TS(传输流)的PAT(节目关联表)分析
对于一段TS(Transport stream,传输流),进行PAT(Programme association table,节目关联表)分析,读取其中PMT(Program map table,节目映射表)的PID。
代码如下:
#include <iostream>
using namespace std;
// 全局变量
int pktLength = 0; // TS包长度(188或204)
int firstPktPos = 0; //第一个TS包的起始位置
// 结构体
struct tsPacketHeader
{
int ts_pkt_num;
int sync_byte = 0; // 同步字节 - 8 bit(TS包头的第1字节):固定为0x47
int transport_error_indicator = 0; // 传输错误指示 - 1 bit(TS包头的第2字节起始)
int payload_unit_start_indicator = 0; // 开始指示 - 1 bit
int transport_priority = 0; // 传输优先级 - 1 bit
long PID = 0; // Packet identifier - 13 bit
int transport_scrambling_control = 0; // 加扰控制 - 2 bit(TS包头的第4字节起始)
int adaptation_field_control = 0; // 自适应域控制 - 2 bit:01或11表示含有有效载荷
int continuity_counter = 0; // 连续性计数器 - 4 bit
int adaption_field_length = 0; // 自适应域长度 - 8 bit(TS包头的第5字节)
void PrintTsPktHdInfo()
{
cout << endl;
cout << "TS packet NO. " << ts_pkt_num << ".\n";
}
};
struct PatPacketHeader
{
int ts_pkt_num;
int table_id = 0; // 8 bit(PAT包头的第1字节):固定为0x00,表示该表为PAT表
int section_syntax_indicator = 0; // 1 bit(PAT包头的第2字节起始):固定为1
int section_length = 0; // 12 bit:表示这个字节后面的有用字节数(包括CRC32)
int transport_stream_id = 0; // 16 bit(PAT包头的第4、5字节):表示该传输流的ID
int version_number = 0; // 5 bit
int current_next_indicator = 0; // 1 bit
int section_number = 0; // 8 bit(PAT包头的第7字节):PAT可能分为多段传输,表示分段号码(第一段为0)

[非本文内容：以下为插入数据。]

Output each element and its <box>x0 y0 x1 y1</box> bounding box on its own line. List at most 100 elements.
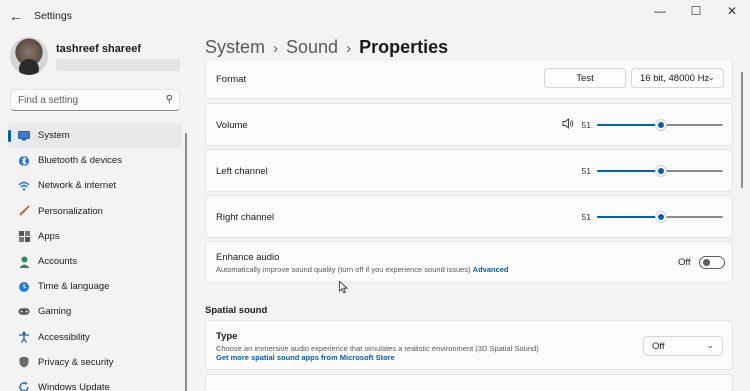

int last_section_number = 0; // 8 bit(PAT包头的第8字节):最后一个分段的号码
void PrintPatHeaderInfo()
{
cout << endl;
cout << "section_syntax_indicator: " << section_syntax_indicator << endl;
cout << "section_length: " << section_length << endl;
cout << "transport_stream_id: " << transport_stream_id << endl;
cout << "version_number: " << version_number << endl;
cout << "current_next_indicator: " << current_next_indicator << endl;
cout << "section_number: " << section_number << endl;
cout << "last_section_number: " << last_section_number << endl;
}
};
// 函数声明
void ReadPatPkt(PatPacketHeader, unsigned char*, int);
void GetPmtPid(PatPacketHeader, unsigned char*, int);
int main(int argc, char* argv[])
{
FILE* tsFilePtr = NULL;
const char* tsFileName = argv[1];
unsigned char* tempBuffer = new unsigned char[408];
// 函数声明
void FindSyncByte(unsigned char*);
bool ReadTsPkt(unsigned char*, int);
// 打开文件
if (fopen_s(&tsFilePtr, tsFileName, "rb") == 0)
{
cout << "Successfully opened \"" << tsFileName << "\"." << endl;
}
else
{
cout << "Failed to open \"" << tsFileName << "\"." << endl;
exit(0);
}
// 计算文件总字节数
fseek(tsFilePtr, 0L, SEEK_END);
int tsFileSize = ftell(tsFilePtr);
rewind(tsFilePtr);
cout << "The space that \"" << tsFileName << "\" accounts for is " << (float)tsFileSize / 1024 / 1024 << " MB." << endl << endl;
// 查找sync_byte (0x47)
fread(tempBuffer, sizeof(unsigned char), 408, tsFilePtr);
FindSyncByte(tempBuffer);
delete[]tempBuffer;
unsigned char* singlePktBuffer = new unsigned char[pktLength]; // 存储单个TS包数据的缓冲区
// 计算TS包的数量
int pktCount = (tsFileSize - firstPktPos) / pktLength;
cout << "There are " << pktCount << " TS Packets." << endl;
// PAT包分析
for (int i = 0; i < pktCount; i++)
{
fseek(tsFilePtr, firstPktPos + i * pktLength, SEEK_SET); // 跳转到第i个TS包的起始点(i从0开始)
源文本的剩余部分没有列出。